As we listened, we had huge lumps in our throats. I could hear Jesus’ voice saying that we must believe as little children, and this man had the pure simple faith of a child, a memory from his earliest years, as he prayed for his family to be safe in a world where life was continual chaos and a struggle to survive.
“When I understood about God,” he went on, “there wasn’t even a church or a pastor-man who could baptize me; I had to believe for many years before I could become a Christian.”
As a footnote, he told us that somehow, most of his village managed to survive, helping one another. His entire family made it through, his parents are still alive. The village children little by little gained education, becoming doctors, lawyers, professionals of all kinds. His village now has a church, a simple church, not always staffed, but a church. The war is ended. For him, the simplicity of peace is all he ever wanted.
We will never forget his, and his story. We have met an extraordinary human being.
Today, we went to a lunch, invited by a friend, to raise funds for public education. LOL, this is what I used to do; I worked for an education foundation and raised money for public education. I love this kind of thing. I knew just what to expect – lots of success stories, stellar achievements, and a gentle pitch.
Whoa! Wrong! Darling kids – check. Recognition of important guests – check. Gentle pitch – no way! They got right to business; you will see this form, please take your pens RIGHT NOW and fill it out and give what you can, education funds seem to get cut more every year and we are trying to do more with less and less. Give NOW. CHECK!
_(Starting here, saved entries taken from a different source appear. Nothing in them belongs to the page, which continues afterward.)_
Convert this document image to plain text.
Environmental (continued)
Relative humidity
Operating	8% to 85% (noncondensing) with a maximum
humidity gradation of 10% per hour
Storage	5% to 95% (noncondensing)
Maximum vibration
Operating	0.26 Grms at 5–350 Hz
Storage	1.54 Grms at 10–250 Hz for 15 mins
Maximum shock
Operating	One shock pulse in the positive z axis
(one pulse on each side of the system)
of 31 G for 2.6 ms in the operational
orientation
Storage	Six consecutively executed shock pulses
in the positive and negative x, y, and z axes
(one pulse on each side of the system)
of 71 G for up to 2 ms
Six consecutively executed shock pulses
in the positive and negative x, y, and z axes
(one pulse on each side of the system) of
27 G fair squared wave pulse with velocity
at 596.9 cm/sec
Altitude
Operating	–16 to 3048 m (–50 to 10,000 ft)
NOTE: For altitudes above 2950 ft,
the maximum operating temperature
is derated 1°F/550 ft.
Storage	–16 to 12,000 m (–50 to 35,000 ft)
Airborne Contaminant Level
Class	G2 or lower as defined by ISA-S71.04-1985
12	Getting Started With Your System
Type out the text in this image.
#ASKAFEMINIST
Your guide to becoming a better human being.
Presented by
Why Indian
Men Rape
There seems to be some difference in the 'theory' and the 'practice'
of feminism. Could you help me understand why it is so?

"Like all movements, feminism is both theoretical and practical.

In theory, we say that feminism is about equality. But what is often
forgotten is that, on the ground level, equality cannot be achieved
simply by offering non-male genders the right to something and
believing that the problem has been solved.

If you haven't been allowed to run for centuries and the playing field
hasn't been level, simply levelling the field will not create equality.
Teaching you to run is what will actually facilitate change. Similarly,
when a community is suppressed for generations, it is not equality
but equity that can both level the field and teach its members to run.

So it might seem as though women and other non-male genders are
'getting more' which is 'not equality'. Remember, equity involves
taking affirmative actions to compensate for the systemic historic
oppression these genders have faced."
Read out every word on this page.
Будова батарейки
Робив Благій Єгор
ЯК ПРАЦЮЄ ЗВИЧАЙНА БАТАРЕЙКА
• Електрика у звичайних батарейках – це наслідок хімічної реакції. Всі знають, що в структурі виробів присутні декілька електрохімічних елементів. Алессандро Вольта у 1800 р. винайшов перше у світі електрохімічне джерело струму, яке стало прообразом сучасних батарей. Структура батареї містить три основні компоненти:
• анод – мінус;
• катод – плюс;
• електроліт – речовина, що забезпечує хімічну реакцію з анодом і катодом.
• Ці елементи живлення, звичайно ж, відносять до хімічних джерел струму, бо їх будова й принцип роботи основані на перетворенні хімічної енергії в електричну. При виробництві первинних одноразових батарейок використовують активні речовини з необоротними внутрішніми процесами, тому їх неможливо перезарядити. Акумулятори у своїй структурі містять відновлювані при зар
The final speaker was a local businessman and patron-of-just-about-everything, a man who also brought baseball to Pensacola. He talked about his own public education. He talked about his speech impediment, and his deafness, he talked about his short stature and his inability to sit still and concentrate. He talked about teachers who identified him and instead of treating him as an obstacle, made him believe they were glad to have him in their class. He talked about teachers who gave him special assignments, who taught him math by having him calculate baseball averages. He knew their names, these saints who kept him in school, no matter how discouraged he might be.
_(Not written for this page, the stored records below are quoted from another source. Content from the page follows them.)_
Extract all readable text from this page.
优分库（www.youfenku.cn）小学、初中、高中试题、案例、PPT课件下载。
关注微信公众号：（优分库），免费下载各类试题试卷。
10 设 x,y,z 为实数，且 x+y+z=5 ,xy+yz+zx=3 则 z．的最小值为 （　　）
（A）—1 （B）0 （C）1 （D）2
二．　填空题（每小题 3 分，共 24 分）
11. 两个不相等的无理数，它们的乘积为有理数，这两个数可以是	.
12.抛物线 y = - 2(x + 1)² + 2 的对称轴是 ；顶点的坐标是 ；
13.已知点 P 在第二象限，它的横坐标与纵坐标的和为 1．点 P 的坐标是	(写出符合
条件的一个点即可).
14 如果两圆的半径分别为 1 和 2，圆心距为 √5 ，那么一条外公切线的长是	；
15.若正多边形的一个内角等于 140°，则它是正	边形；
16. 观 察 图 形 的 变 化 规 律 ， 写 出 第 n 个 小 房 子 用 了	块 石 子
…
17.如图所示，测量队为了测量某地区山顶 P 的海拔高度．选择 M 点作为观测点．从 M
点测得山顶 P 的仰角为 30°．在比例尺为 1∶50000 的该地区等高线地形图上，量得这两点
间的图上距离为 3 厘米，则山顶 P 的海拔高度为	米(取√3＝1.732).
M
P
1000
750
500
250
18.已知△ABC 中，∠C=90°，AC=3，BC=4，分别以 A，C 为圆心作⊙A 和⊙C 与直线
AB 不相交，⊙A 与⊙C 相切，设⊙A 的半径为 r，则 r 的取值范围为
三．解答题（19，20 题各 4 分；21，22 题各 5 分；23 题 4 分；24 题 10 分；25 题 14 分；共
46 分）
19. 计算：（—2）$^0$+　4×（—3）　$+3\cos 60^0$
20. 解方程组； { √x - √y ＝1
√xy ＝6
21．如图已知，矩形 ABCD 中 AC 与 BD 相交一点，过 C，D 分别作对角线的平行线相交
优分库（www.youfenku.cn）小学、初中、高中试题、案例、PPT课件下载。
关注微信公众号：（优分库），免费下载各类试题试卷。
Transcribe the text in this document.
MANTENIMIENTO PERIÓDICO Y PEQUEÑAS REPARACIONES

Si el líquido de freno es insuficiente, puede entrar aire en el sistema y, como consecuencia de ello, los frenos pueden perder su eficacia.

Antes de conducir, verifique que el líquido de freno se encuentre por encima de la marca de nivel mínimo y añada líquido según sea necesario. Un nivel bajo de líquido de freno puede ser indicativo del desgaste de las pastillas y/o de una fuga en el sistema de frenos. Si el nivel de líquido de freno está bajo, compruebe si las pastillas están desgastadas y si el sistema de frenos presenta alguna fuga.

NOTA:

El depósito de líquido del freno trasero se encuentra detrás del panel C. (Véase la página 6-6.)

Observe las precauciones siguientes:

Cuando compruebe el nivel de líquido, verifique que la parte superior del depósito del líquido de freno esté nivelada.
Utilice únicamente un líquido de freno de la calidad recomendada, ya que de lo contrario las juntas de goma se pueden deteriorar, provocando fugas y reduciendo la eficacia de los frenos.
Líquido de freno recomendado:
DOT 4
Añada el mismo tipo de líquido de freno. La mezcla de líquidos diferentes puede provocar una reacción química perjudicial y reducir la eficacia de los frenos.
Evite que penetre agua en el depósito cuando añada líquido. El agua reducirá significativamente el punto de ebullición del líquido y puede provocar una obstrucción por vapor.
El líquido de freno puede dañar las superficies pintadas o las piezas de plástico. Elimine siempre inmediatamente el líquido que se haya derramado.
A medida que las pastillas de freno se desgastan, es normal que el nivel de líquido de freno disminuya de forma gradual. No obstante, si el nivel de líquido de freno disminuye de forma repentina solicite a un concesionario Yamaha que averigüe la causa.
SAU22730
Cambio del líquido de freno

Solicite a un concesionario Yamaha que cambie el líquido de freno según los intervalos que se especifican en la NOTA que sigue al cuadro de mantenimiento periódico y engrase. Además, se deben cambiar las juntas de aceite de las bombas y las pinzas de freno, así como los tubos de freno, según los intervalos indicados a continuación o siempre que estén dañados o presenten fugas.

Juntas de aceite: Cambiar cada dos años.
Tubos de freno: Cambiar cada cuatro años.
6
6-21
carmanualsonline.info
He graduated with a 1.9 grade point, and had no intention of going to college, but ended up astonishing everyone by doing well on the ACT test and having a guidance counselor who found him just exactly the right environment where he could flourish on the college level.
Important people usually enjoy telling you the great things they have done. This man focused on his disabilities, his humiliations and his weaknesses, and how the kindness of educators had pulled him out of a very dark place and set him on the road for the success he is today.
I am willing to bet that the education foundation gained a lot of donors today. We were caught by surprise. We can defend against the powerful and successful, but when the heart speaks from vulnerability and failure, our hearts respond. This man is a success, but he gives credit to those who looked at him with caring eyes, with caring hearts, who lifted him and helped him on his way to the incredible (wealthy) success he is today, with a flourishing business and innumerable local charities who are grateful for his support.
What a week! And it’s only Tuesday! I wonder what the rest of the week will bring?